Of all pterosaurs, azhdarchids were the ones most obviously present in the late Cretaceous, and the only ones truly confirmed to have been present in the Maastrichtian. At least five genera can safely by attributed to the Maastrichtian fossil record, and several remains unassigned to a particular genus are also known. And we know that not only they were alive, but were thriving.
Azhdarchids were very clearly cosmopolitian, having been found in nearly all landmasses but Australia (which had no upper Cretaceous fossil record) and probably South America (see below), and had virtually no known competitors; unenlagiine deinonychosaurs were the only other known animals to occupy a similar ecological niche, and they seemed to had preffered wading niches, there being a niche partitioning between both groups as in modern storks and herons. The disappearence of non-tyrannosaur large theropods from Laurasia also favoured azhdarchid expansion; the giraffe sized Quetzalcoatlus is the second (or third, depending on the validity of Nanotyrannus) largest land predator (ecologically speaking; by size alone, it was bigger than the expected adult size of Nanotyrannus) in Maastrichtian North America, with a recently discovered azhdarchid genus being the third/fourth largest predator, and the european Hatzegopteryx and Bakonydraco were the undisputed apex predators of their island habitats.
Indeed, the upper Cretaceous was the golden age of azhdarchid pterosaurs, which were fairly low key species until the Turonian, indicating that they replaced their closest relatives like chaoyangopterids and thalassodromedids. Even if other pterosaurs might have had an unfortunate fate, the adaptability and success of these terrestrial predators suggests that, should the KT event never had occured, azhdarchids would probably have kept diversifying. The fact that these pterosaurs competed directly with theropod dinosaurs, avian and non-avian, suggests a possible eventual advantage over their dinosaurian contemporaries, much restricted by their flightlessness. That there are no large predatory birds in the Cretaceous seems also to imply that azhdarchids filled this niche rather well, the only other bird of prey analogues being volant deinonychosaurs like microraptorines.
Whereas azhdarchids are clearly present in the Maastrichtian, the other iconic group of upper Cretaceous pterosaurs, the ornithocheiroids, are a subject of extreme controvery.
These pterosaurs, mostly represented by the Campanian pteranodontians, as well as several possible ornithocheirid/boreopterid remains and the istiodactylid Gwawinapterus, are virtually absent from the Maastrichtian except for a possible nyctosaurid fossil. This seems to be suggestive of their demise at the Campanian/Maastrichtian boundary, which did claim several american dinosaur taxa.
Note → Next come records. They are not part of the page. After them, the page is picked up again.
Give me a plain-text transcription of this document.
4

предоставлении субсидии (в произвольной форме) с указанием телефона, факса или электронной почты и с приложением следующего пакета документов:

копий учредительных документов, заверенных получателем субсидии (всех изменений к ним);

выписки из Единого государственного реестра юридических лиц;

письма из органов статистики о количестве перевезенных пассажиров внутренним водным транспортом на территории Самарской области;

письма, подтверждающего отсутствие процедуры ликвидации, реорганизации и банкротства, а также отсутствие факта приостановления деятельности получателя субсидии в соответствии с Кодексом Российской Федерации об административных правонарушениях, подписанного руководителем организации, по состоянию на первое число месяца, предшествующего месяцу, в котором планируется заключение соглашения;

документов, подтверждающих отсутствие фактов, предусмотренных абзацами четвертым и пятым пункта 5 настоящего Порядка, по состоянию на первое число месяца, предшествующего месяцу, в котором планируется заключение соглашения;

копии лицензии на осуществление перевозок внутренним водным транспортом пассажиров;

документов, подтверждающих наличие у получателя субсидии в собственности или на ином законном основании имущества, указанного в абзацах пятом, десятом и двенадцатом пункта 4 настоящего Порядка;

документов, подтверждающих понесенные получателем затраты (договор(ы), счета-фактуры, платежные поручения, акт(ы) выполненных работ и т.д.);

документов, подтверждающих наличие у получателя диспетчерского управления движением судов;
In the case of pteranodontids, this might be the case. These pterosaurs seem to have been almost exclusively north american; a possible nyctosaurid from the Barremian was found in Romania, the possible genus Ornithostoma is known from Britain and Asia, and “Nyctosaurus” lamegoi was found in Brasil, but none of these fossils have been established to be pteranodontians. Many supposed pteranodontian remains have turned out to be azhdarchids or chaoyangopterids, something that can only be the result of lack of diligence at pterosaur examination, since the expected anatomical disparity between both groups, as to be expected from animals with different lifestyles.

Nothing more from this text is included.